PROHIBITION ON THE USE OF REPUTATION RISK BY REGULATORS
Department of the Treasury
The Office of the Comptroller of the Currency (OCC) and the Federal Deposit Insurance Corporation (FDIC) have adopted a final rule which eliminates reputation risk as a standalone metric within their bank supervisory frameworks.
Under the new regulation, the agencies are strictly prohibited from criticizing or taking adverse supervisory actions against financial institutions on the basis of reputation risk.
Regulators can no longer instruct, require, or encourage banks to close accounts or terminate services due to a customer's political, social, cultural, or religious views or constitutionally protected speech.
The rule also forbids agencies from taking actions designed to punish institutions for engaging with politically disfavored but lawful business activities.

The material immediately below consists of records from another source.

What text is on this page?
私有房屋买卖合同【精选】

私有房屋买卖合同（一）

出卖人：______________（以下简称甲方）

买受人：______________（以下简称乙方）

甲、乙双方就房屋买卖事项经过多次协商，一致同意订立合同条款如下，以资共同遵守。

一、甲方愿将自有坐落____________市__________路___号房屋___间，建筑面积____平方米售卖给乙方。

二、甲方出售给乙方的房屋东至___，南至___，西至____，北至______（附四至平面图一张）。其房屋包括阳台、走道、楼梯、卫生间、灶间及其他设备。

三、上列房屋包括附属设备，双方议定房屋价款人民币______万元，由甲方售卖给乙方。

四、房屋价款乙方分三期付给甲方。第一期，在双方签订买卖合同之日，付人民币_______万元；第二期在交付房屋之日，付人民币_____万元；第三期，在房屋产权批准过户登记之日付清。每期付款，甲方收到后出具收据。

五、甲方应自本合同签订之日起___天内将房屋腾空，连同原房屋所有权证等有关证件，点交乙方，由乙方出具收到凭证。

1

Examiners are now barred from downgrading an institution's supervisory ratings, such as CAMELS scores, or denying licensing applications under the pretext of reputation management.
By explicitly defining reputation risk to exclude issues directly related to an institution's financial or operational condition, the rule requires regulators to focus solely on concrete, quantifiable market risks.
This strictly curtails the ability of agency personnel to use informal feedback, memos, or conditions on approvals to indirectly push for the debanking of legal industries.
These restrictions apply exclusively to the internal operations and personnel of the OCC and FDIC, placing no new mandates or operational restrictions on the self-directed business decisions of the supervised financial institutions.
The agencies maintain full authority to enforce compliance with Bank Secrecy Act (BSA) and anti-money laundering (AML) requirements, provided those statutes are not used as a pretext for reputation-based supervision.
Furthermore, the rule does not alter any existing prohibitions regarding transactions with Office of Foreign Assets Control (OFAC) sanctioned persons or jurisdictions.